A budget surplus is when the government’s income exceeds spending. If your phone bill and rent is $700.00 but you have $900.00 in income, then you are operating at a surplus. On June 7, 2001, President Bush decided to sign into law, tax cuts that would later cause a heap of debt that the country is currently dealing with. The rationale behind the tax cuts was to get rid of this surplus and cut taxes for those in the higher tax bracket. Between 2001 and 2010, those tax cuts added $2.6 trillion to the public debt and since then we have spent over $400 billion because of this debt.
So who benefited from this? Citizens making over $3million a year received an average tax cut of $520,000. To make the situation worst these citizens receiving this tax cut did little to create jobs in the economy. Employment increased less than 1 percent between 2002 and 2007. This high level of unemployment has also created a downward pressure on wages (the amount employers pay), greatly affecting many employees standard of living.

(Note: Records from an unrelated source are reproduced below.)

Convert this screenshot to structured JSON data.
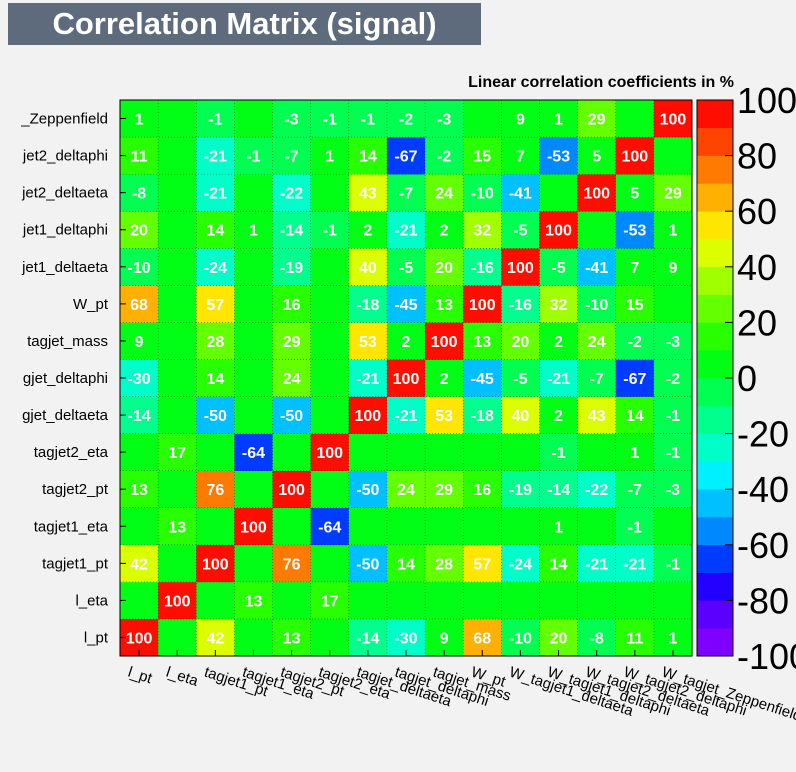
{
  "title": "Correlation Matrix (signal)",
  "subtitle": "Linear correlation coefficients in %",
  "chart_data": {
    "type": "heatmap",
    "variables": [
      "l_pt",
      "l_eta",
      "tagjet1_pt",
      "tagjet1_eta",
      "tagjet2_pt",
      "tagjet2_eta",
      "tagjet_deltaeta",
      "tagjet_deltaphi",
      "tagjet_mass",
      "W_pt",
      "W_tagjet1_deltaeta",
      "W_tagjet1_deltaphi",
      "W_tagjet2_deltaeta",
      "W_tagjet2_deltaphi",
      "W_tagjet_Zeppenfield"
    ],
    "x_tick_labels": [
      "l_pt",
      "l_eta",
      "tagjet1_pt",
      "tagjet1_eta",
      "tagjet2_pt",
      "tagjet2_eta",
      "tagjet_deltaeta",
      "tagjet_deltaphi",
      "tagjet_mass",
      "W_pt",
      "W_tagjet1_deltaeta",
      "W_tagjet1_deltaphi",
      "W_tagjet2_deltaeta",
      "W_tagjet2_deltaphi",
      "W_tagjet_Zeppenfield"
    ],
    "y_tick_labels": [
      "l_pt",
      "l_eta",
      "tagjet1_pt",
      "tagjet1_eta",
      "tagjet2_pt",
      "tagjet2_eta",
      "gjet_deltaeta",
      "gjet_deltaphi",
      "tagjet_mass",
      "W_pt",
      "jet1_deltaeta",
      "jet1_deltaphi",
      "jet2_deltaeta",
      "jet2_deltaphi",
      "_Zeppenfield"
    ],
    "matrix": [
      [
        100,
        0,
        42,
        0,
        13,
        0,
        -14,
        -30,
        9,
        68,
        -10,
        20,
        -8,
        11,
        1
      ],
      [
        0,
        100,
        0,
        13,
        0,
        17,
        0,
        0,
        0,
        0,
        0,
        0,
        0,
        0,
        0
      ],
      [
        42,
        0,
        100,
        0,
        76,
        0,
        -50,
        14,
        28,
        57,
        -24,
        14,
        -21,
        -21,
        -1
      ],
      [
        0,
        13,
        0,
        100,
        0,
        -64,
        0,
        0,
        0,
        0,
        0,
        1,
        0,
        -1,
        0
      ],
      [
        13,
        0,
        76,
        0,
        100,
        0,
        -50,
        24,
        29,
        16,
        -19,
        -14,
        -22,
        -7,
        -3
      ],
      [
        0,
        17,
        0,
        -64,
        0,
        100,
        0,
        0,
        0,
        0,
        0,
        -1,
        0,
        1,
        -1
      ],
      [
        -14,
        0,
        -50,
        0,
        -50,
        0,
        100,
        -21,
        53,
        -18,
        40,
        2,
        43,
        14,
        -1
      ],
      [
        -30,
        0,
        14,
        0,
        24,
        0,
        -21,
        100,
        2,
        -45,
        -5,
        -21,
        -7,
        -67,
        -2
      ],
      [
        9,
        0,
        28,
        0,
        29,
        0,
        53,
        2,
        100,
        13,
        20,
        2,
        24,
        -2,
        -3
      ],
      [
        68,
        0,
        57,
        0,
        16,
        0,
        -18,
        -45,
        13,
        100,
        -16,
        32,
        -10,
        15,
        0
      ],
      [
        -10,
        0,
        -24,
        0,
        -19,
        0,
        40,
        -5,
        20,
        -16,
        100,
        -5,
        -41,
        7,
        9
      ],
      [
        20,
        0,
        14,
        1,
        -14,
        -1,
        2,
        -21,
        2,
        32,
        -5,
        100,
        0,
        -53,
        1
      ],
      [
        -8,
        0,
        -21,
        0,
        -22,
        0,
        43,
        -7,
        24,
        -10,
        -41,
        0,
        100,
        5,
        29
      ],
      [
        11,
        0,
        -21,
        -1,
        -7,
        1,
        14,
        -67,
        -2,
        15,
        7,
        -53,
        5,
        100,
        0
      ],
      [
        1,
        0,
        -1,
        0,
        -3,
        -1,
        -1,
        -2,
        -3,
        0,
        9,
        1,
        29,
        0,
        100
      ]
    ],
    "zlim": [
      -100,
      100
    ],
    "colorbar_ticks": [
      "100",
      "80",
      "60",
      "40",
      "20",
      "0",
      "-20",
      "-40",
      "-60",
      "-80",
      "-100"
    ],
    "palette": [
      "#7f00ff",
      "#5a00ff",
      "#2200ff",
      "#003cff",
      "#0088ff",
      "#00c0ff",
      "#00f0ff",
      "#00ffc8",
      "#00ff8c",
      "#00ff50",
      "#00ff14",
      "#28ff00",
      "#64ff00",
      "#a0ff00",
      "#dcff00",
      "#ffe600",
      "#ffb000",
      "#ff7a00",
      "#ff4400",
      "#ff0e00"
    ]
  }
}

On April 16, 2001, Bush said, “Tax relief will create new jobs, tax relief will generate new wealth, and tax relief will open new opportunities.” Now 10 years later, we have experienced the worst economic expansion since World War II. We have yet to receive any of these promised gains; instead, we are watching the doors to schools close, the cost of tuition rise, and the suffering of programs such as Head Start. I guess a lot can happen in 10 years.